Reston-based Cybersalus is a partnership of John Kiehm, a former chief of staff of the Defense Intelligence Agency and chief executive of intelligence company SKC, and McLane Advanced Technologies, a logistics business run by Drayton McLane Jr. McLane will serve as a founding partner of Cybersalus.
Thomas Verbeck, a retired one-star general in the Air Force, will be president, and Kiehm will be chief executive.
Kiehm said Cybersalus plans to work with government customers as well as private sector companies, noting that the two tend to have the same kinds of problems and need similar solutions.
Verbeck said he expects Cybersalus to stand out from a growing field of companies that claim cybersecurity expertise.

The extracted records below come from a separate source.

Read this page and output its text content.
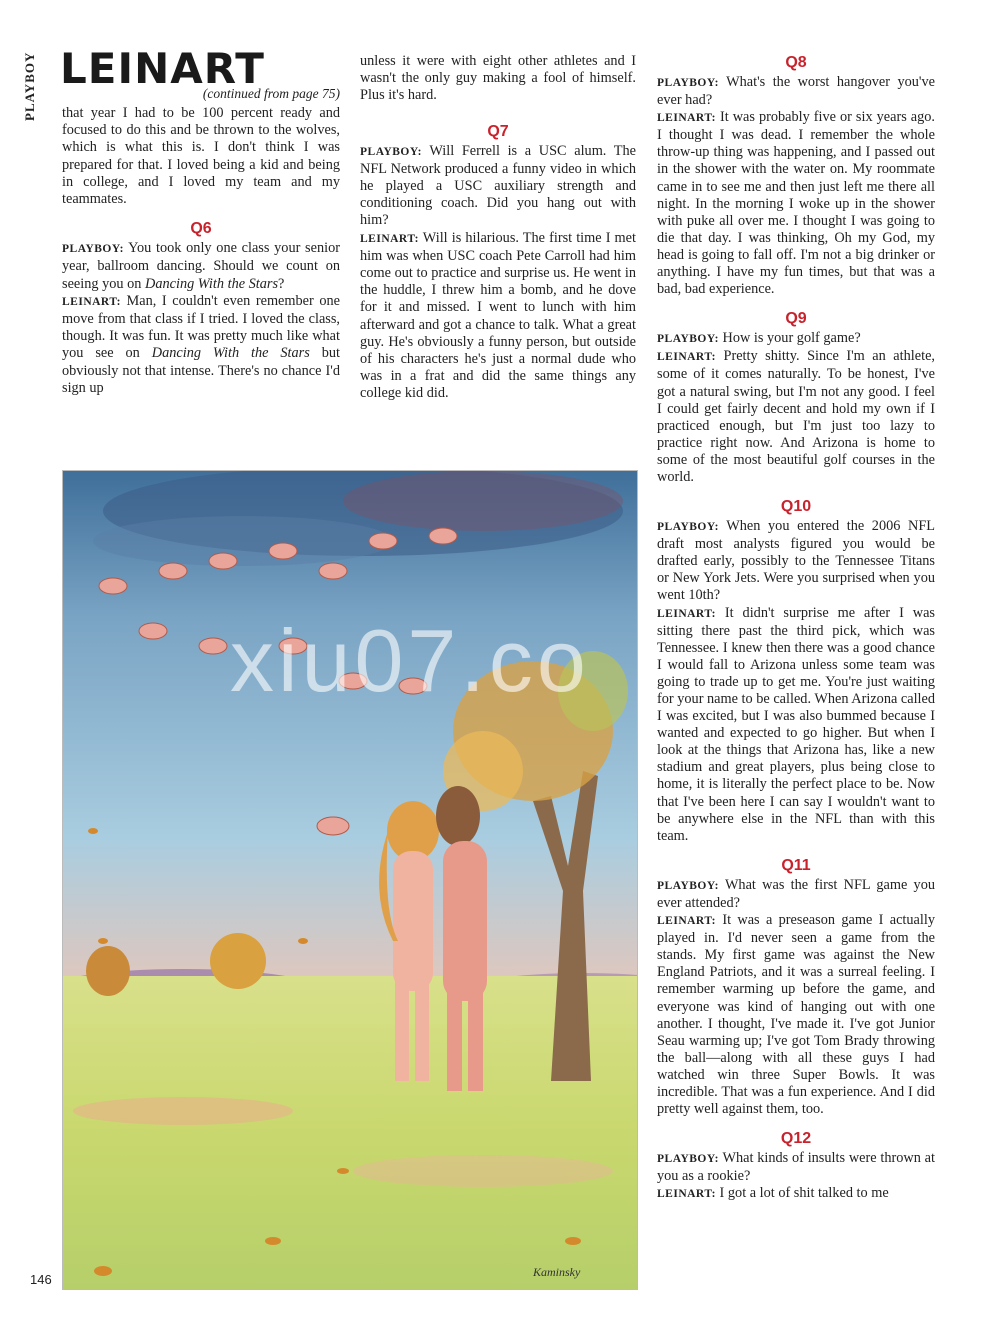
PLAYBOY LEINART
(continued from page 75)

that year I had to be 100 percent ready and focused to do this and be thrown to the wolves, which is what this is. I don't think I was prepared for that. I loved being a kid and being in college, and I loved my team and my teammates.

Q6

PLAYBOY: You took only one class your senior year, ballroom dancing. Should we count on seeing you on Dancing With the Stars?

LEINART: Man, I couldn't even remember one move from that class if I tried. I loved the class, though. It was fun. It was pretty much like what you see on Dancing With the Stars but obviously not that intense. There's no chance I'd sign up

unless it were with eight other athletes and I wasn't the only guy making a fool of himself. Plus it's hard.

Q7

PLAYBOY: Will Ferrell is a USC alum. The NFL Network produced a funny video in which he played a USC auxiliary strength and conditioning coach. Did you hang out with him?

LEINART: Will is hilarious. The first time I met him was when USC coach Pete Carroll had him come out to practice and surprise us. He went in the huddle, I threw him a bomb, and he dove for it and missed. I went to lunch with him afterward and got a chance to talk. What a great guy. He's obviously a funny person, but outside of his characters he's just a normal dude who was in a frat and did the same things any college kid did.

Q8

PLAYBOY: What's the worst hangover you've ever had?

LEINART: It was probably five or six years ago. I thought I was dead. I remember the whole throw-up thing was happening, and I passed out in the shower with the water on. My roommate came in to see me and then just left me there all night. In the morning I woke up in the shower with puke all over me. I thought I was going to die that day. I was thinking, Oh my God, my head is going to fall off. I'm not a big drinker or anything. I have my fun times, but that was a bad, bad experience.

Q9

PLAYBOY: How is your golf game?

LEINART: Pretty shitty. Since I'm an athlete, some of it comes naturally. To be honest, I've got a natural swing, but I'm not any good. I feel I could get fairly decent and hold my own if I practiced enough, but I'm just too lazy to practice right now. And Arizona is home to some of the most beautiful golf courses in the world.

Q10

PLAYBOY: When you entered the 2006 NFL draft most analysts figured you would be drafted early, possibly to the Tennessee Titans or New York Jets. Were you surprised when you went 10th?

LEINART: It didn't surprise me after I was sitting there past the third pick, which was Tennessee. I knew then there was a good chance I would fall to Arizona unless some team was going to trade up to get me. You're just waiting for your name to be called. When Arizona called I was excited, but I was also bummed because I wanted and expected to go higher. But when I look at the things that Arizona has, like a new stadium and great players, plus being close to home, it is literally the perfect place to be. Now that I've been here I can say I wouldn't want to be anywhere else in the NFL than with this team.

Q11

PLAYBOY: What was the first NFL game you ever attended?

LEINART: It was a preseason game I actually played in. I'd never seen a game from the stands. My first game was against the New England Patriots, and it was a surreal feeling. I remember warming up before the game, and everyone was kind of hanging out with one another. I thought, I've made it. I've got Junior Seau warming up; I've got Tom Brady throwing the ball—along with all these guys I had watched win three Super Bowls. It was incredible. That was a fun experience. And I did pretty well against them, too.

Q12

PLAYBOY: What kinds of insults were thrown at you as a rookie?

LEINART: I got a lot of shit talked to me

Kaminsky
xiu07.co
146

“There are a lot of people that use the word ‘cyber’ ... and say that they’re doing it,” he said. But there are “few that have a very specific understanding and niche on how to deal with and how to respond to everything from day-to-day operations — how do you load and manage your networks — to the kind of security and insurance that you use.”

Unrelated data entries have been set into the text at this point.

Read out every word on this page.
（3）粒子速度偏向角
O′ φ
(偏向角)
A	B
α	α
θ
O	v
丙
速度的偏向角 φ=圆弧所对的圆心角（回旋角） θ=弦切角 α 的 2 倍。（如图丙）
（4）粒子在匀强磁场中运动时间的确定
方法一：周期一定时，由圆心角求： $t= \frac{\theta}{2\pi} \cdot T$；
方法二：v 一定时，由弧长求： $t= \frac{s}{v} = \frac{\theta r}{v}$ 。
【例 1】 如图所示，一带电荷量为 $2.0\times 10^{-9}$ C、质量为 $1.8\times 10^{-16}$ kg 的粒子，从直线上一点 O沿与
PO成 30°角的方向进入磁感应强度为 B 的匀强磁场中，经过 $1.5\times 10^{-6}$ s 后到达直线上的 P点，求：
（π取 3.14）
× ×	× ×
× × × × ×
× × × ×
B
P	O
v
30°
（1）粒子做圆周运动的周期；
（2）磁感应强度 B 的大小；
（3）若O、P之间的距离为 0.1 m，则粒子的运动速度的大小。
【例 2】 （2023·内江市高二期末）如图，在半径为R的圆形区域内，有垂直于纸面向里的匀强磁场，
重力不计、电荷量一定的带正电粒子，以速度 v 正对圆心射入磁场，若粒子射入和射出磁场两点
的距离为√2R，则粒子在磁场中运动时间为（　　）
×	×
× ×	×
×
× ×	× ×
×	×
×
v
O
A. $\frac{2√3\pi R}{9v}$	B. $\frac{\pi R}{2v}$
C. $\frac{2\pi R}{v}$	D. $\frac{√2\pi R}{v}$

The Government Accountability Office reported last month that enhanced-use leases — or long-term leases of federal land or buildings to private or public sector companies — may not be as cost-effective as some agencies think.
In the report, the GAO said that some agencies are not including all of the costs associated with EULs when they evaluate their performance.

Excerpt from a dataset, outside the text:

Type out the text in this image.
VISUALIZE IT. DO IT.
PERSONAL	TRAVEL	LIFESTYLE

“Some EULs bring in large amounts of cash rent, such as the State Department’s $20.6 million Istanbul EUL and NASA’s $147.7 million EUL, but most EULs have much more modest benefits to the government where the costs could more easily outweigh the benefits,” the report said, noting that the average Department of Veterans Affairs enhanced-use lease earned about $25,000 in revenue last year.
The GAO recommended the Office of Management and Budget work with federal agencies to ensure agencies note all of the costs.
The GAO denied a protest filed by Washington-based McKissack-URS Partners and Fairfax-based Facilities for the Future over a Labor Department award to District-based Parsons Infrastructure and Technology Group.
The two companies had argued that Parsons unfairly benefited from hiring a former government employee as a consultant in the company’s pursuit of the contract. The GAO, however, sided with the contracting officer, who had determined that the information the former employee received from a previous procurement effort was “stale, and provided Parsons with no unfair competitive advantage,” according to the report.